Monday, August 07, 2006

So who knows more? 

Teachers? Or professors of schools of education? Jay Mathews explains:
Jason Kamras, the 2005 National Teacher of the Year, made regular visits to his students' homes in Southeast Washington, showing up unannounced if he couldn't reach a parent by phone. Rafe Esquith, a Disney national teacher of the year, developed a system for his low-income Los Angeles fifth-graders that pays them virtual dollars based on their work. Dave Levin and Mike Feinberg, award-winning creators of the Know-ledge Is Power Program (KIPP) for low-income fifth- through eighth-graders, require students to call their teachers' cellphones after school if they have questions about homework.

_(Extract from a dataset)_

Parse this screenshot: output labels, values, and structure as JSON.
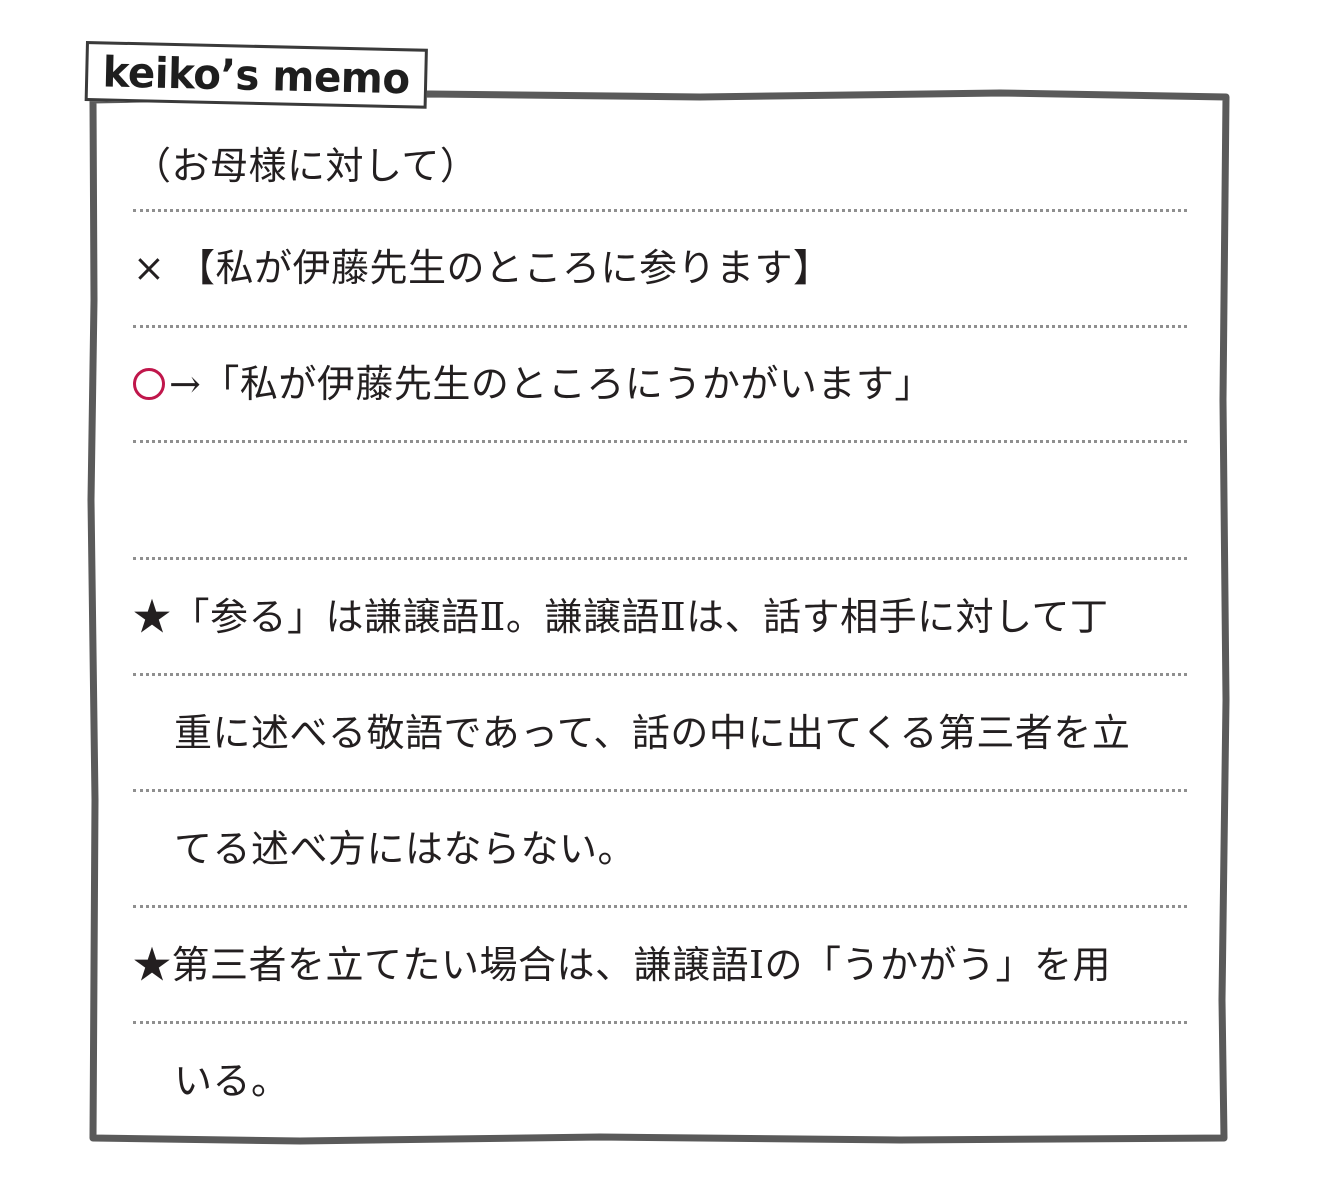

These practical, if unorthodox, teaching methods have helped produce some of the largest achievement gains in the country. Yet none was learned at an education school. Kamras, Esquith, Levin and Feinberg say their ed school classes primarily taught theory, and they had to develop their most powerful methods through trial and error or watching other teachers.

...the few ed school people I heard from seemed unfamiliar with many of the strategies, and more than once I was told that teaching methods in the curriculum must be confirmed by research. The problem is that education research is often so vague, impractical and controversial that it isn't much help to a new teacher.

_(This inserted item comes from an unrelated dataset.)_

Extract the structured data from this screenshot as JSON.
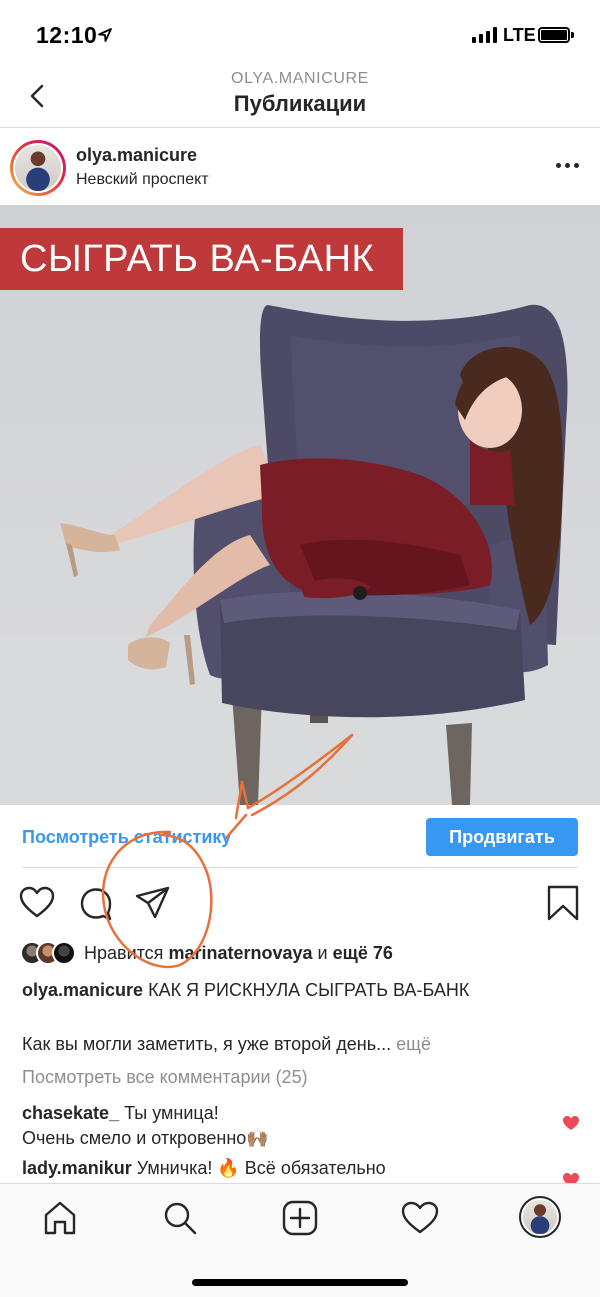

The most forthcoming of my ed school correspondents, a professor at a leading university, approved in general of collecting home numbers and lengthening, with care, the school day. He knew much about the research on increasing time for effective learning. But the same professor said he did not like most of the other suggestions from expert teachers. "No one wants someone just showing up at their home unannounced," he said. "Teachers must treat parents with respect."

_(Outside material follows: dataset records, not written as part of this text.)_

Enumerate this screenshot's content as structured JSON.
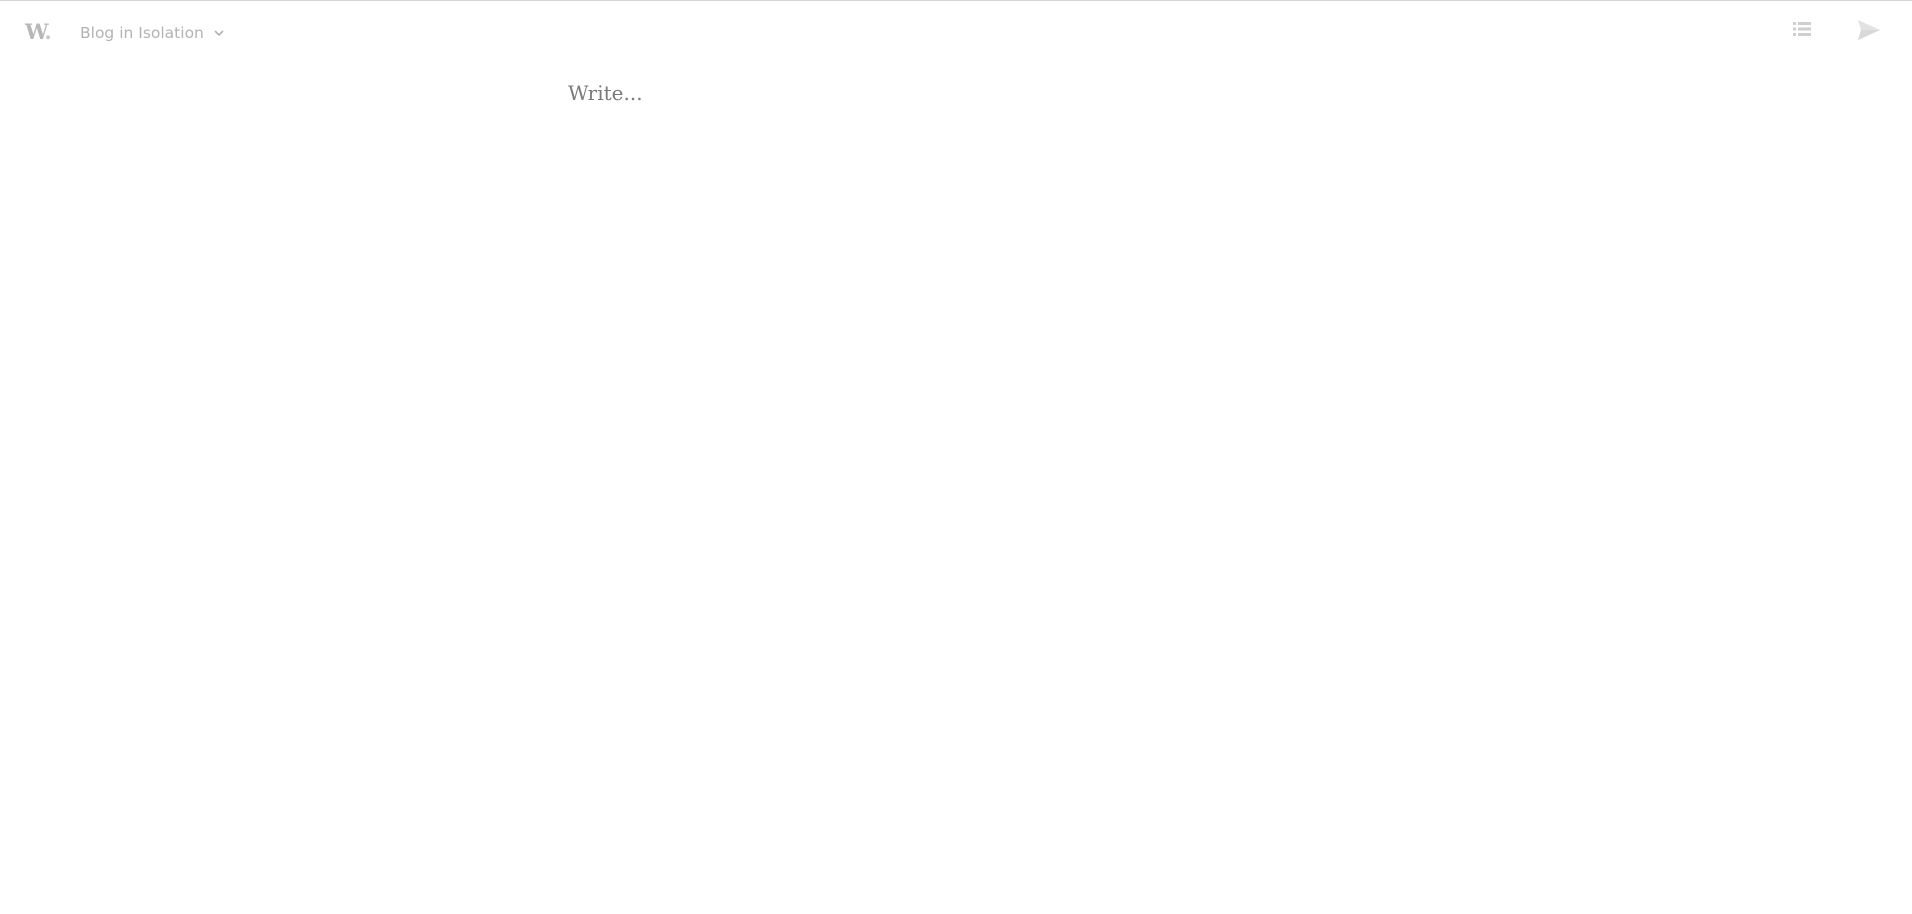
{
  "header": {
    "logo_text": "W",
    "logo_dot": ".",
    "blog_name": "Blog in Isolation"
  },
  "toolbar": {
    "posts_icon": "list-icon",
    "publish_icon": "send-icon"
  },
  "editor": {
    "placeholder": "Write..."
  },
  "colors": {
    "icon": "#d6d6d6",
    "muted_text": "#b3b3b3",
    "placeholder": "#7a7a7a"
  }
}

He advised against requiring students to call teachers after school. "Teachers usually have class preparation and grading to do at home," he said. "Students should contact their teachers via Blackboard [a Web site] or e-mail." He also opposed Kamras's selective homework marking: "Teachers should be willing and able to grade all homework. If they are not, then they should not assign so much homework."
I completely disagree with the ed prof on that one. I can (and have a couple of times) announce in class in advance "I will assign X homeworks for you to do. Of those, I will collect Y (< X) for grading. You don't know what Y is, only I do." It works, just like the sign "Trespassers shot on sight two days a week; you guess the days" works to keep hunters off one's property. It frees up time to prepare lectures or go sit in some committee meeting while providing appropriate motivation to students.

I don't deal with parents as a university professor, but I can say that if a parent is not getting his or her child to do the homework, I'm not all that concerned about disturbing them at home. Were this a private school there would be a contract that specified whether teachers would contact parents at home or not. Why should public schools be different?